The valley’s surf lifesaving clubs (SLSC) at Yamba and Minnie Water will soon achieve tenure certainty for their clubhouses and land, following the NSW Government’s announcement of new long term lease agreements.
The clubs will no longer have to renegotiate leases on an annual basis with Clarence Valley Council, which manages the Clarence Coast Reserve Trust.
Yamba SLSC’s past president and current vice president, Alan Schofield, said the club formerly had a 40-year lease with the government “that expired a year and half ago”.
“We currently have an interim lease with the council,” he said.
“We’ll be reviewing the new lease [conditions] and going through it carefully to see how it imposes on the club and what we do from there.”
A department of Primary Industries position statement, Authorising surf life saving clubs’ use of Crown land in NSW, states that: “surf clubs operating under the standard surf club lease will pay the reserve manager statutory minimum rent as it is determined from time to time, or any greater number agreed between the surf club and the reserve manager.
“Where a surf club derives additional income from the premises for commercial uses that are not authorised fundraising activities, the surf club must achieve a market rent for that commercial use.”
Clarence MP Chris Gulaptis said the new leases “mean the clubs can focus on what they do best: keeping our beautiful beaches safe for everyone”.
“Until now there was a lot of paperwork to be done by the clubs but the new agreement removes the need for clubs and councils to negotiate new lease arrangements and provides a 20-year minimum lease,” he said.
Tony Haven, president of Surf Life Saving NSW, welcomed the new initiative, too, saying in a media release that “clubs across the state would benefit enormously”.

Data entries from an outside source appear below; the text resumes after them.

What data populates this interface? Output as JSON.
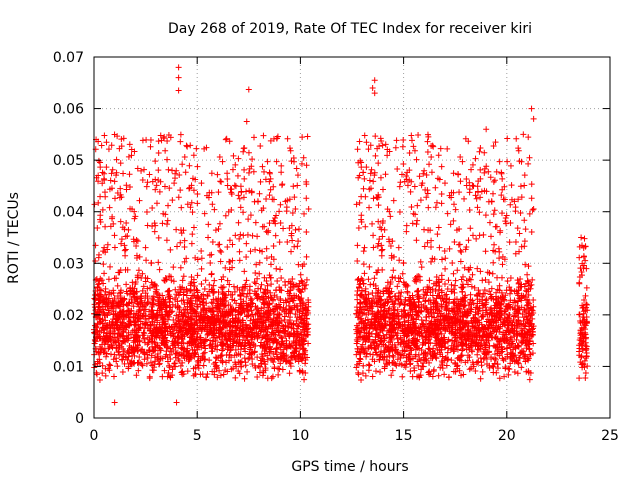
{
  "chart_data": {
    "type": "scatter",
    "title": "Day 268 of 2019, Rate Of TEC Index for receiver kiri",
    "xlabel": "GPS time / hours",
    "ylabel": "ROTI / TECUs",
    "xlim": [
      0,
      25
    ],
    "ylim": [
      0,
      0.07
    ],
    "xticks": [
      0,
      5,
      10,
      15,
      20,
      25
    ],
    "yticks": [
      0,
      0.01,
      0.02,
      0.03,
      0.04,
      0.05,
      0.06,
      0.07
    ],
    "xtick_labels": [
      "0",
      "5",
      "10",
      "15",
      "20",
      "25"
    ],
    "ytick_labels": [
      "0",
      "0.01",
      "0.02",
      "0.03",
      "0.04",
      "0.05",
      "0.06",
      "0.07"
    ],
    "grid": true,
    "marker": "+",
    "color": "#ff0000",
    "series": [
      {
        "name": "kiri",
        "segments": [
          {
            "x_range": [
              0.0,
              10.4
            ],
            "y_base": [
              0.005,
              0.03
            ]
          },
          {
            "x_range": [
              12.7,
              21.3
            ],
            "y_base": [
              0.005,
              0.03
            ]
          },
          {
            "x_range": [
              23.5,
              23.9
            ],
            "y_base": [
              0.005,
              0.025
            ]
          }
        ],
        "notable_points": [
          {
            "x": 4.1,
            "y": 0.068
          },
          {
            "x": 4.1,
            "y": 0.066
          },
          {
            "x": 4.1,
            "y": 0.0635
          },
          {
            "x": 7.5,
            "y": 0.0637
          },
          {
            "x": 13.6,
            "y": 0.0655
          },
          {
            "x": 13.5,
            "y": 0.064
          },
          {
            "x": 13.6,
            "y": 0.063
          },
          {
            "x": 0.1,
            "y": 0.054
          },
          {
            "x": 21.2,
            "y": 0.06
          },
          {
            "x": 21.3,
            "y": 0.058
          },
          {
            "x": 20.8,
            "y": 0.055
          },
          {
            "x": 19.0,
            "y": 0.056
          },
          {
            "x": 16.2,
            "y": 0.0545
          },
          {
            "x": 3.4,
            "y": 0.0545
          },
          {
            "x": 7.4,
            "y": 0.0575
          },
          {
            "x": 10.3,
            "y": 0.049
          },
          {
            "x": 12.8,
            "y": 0.0495
          },
          {
            "x": 4.0,
            "y": 0.003
          },
          {
            "x": 1.0,
            "y": 0.003
          },
          {
            "x": 23.6,
            "y": 0.035
          }
        ]
      }
    ]
  }
}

“This is a significant milestone for our organisation,” he said. “For the first time in our history it will provide affordable and secure tenure for all of our surf lifesaving clubs on Crown land across the state.

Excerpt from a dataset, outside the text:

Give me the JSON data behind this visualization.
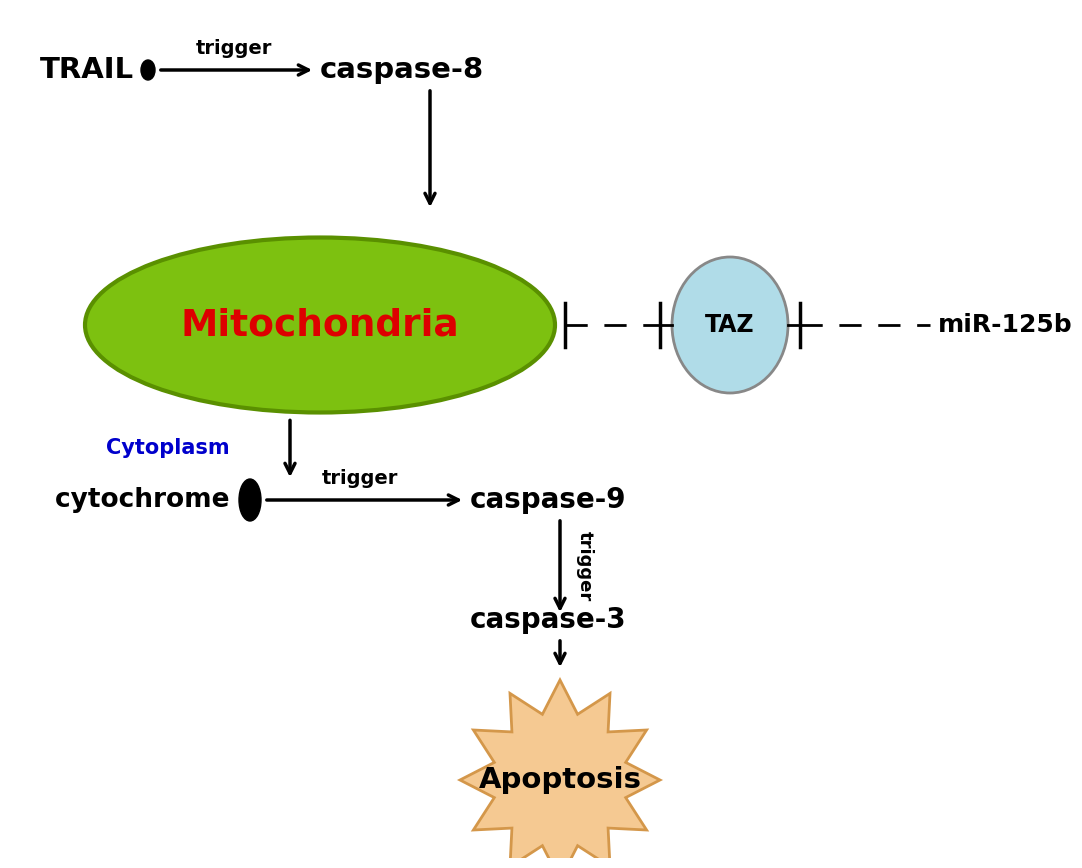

“The agreement is the result of a long term dialogue between Surf Life Saving NSW and the government, along with valuable input from a number of councils throughout the state, to simplify the way clubs access Crown land.
“Surf clubs who have reached or are nearing the end of their current lease terms will be among the first to benefit from today’s announcement.”
About 80 percent of surf clubs in NSW are located on Crown land.
Minnie Water SLSC’s president, Paul Gallagher, said his club was awaiting formal notification; however, he welcomed the announcement.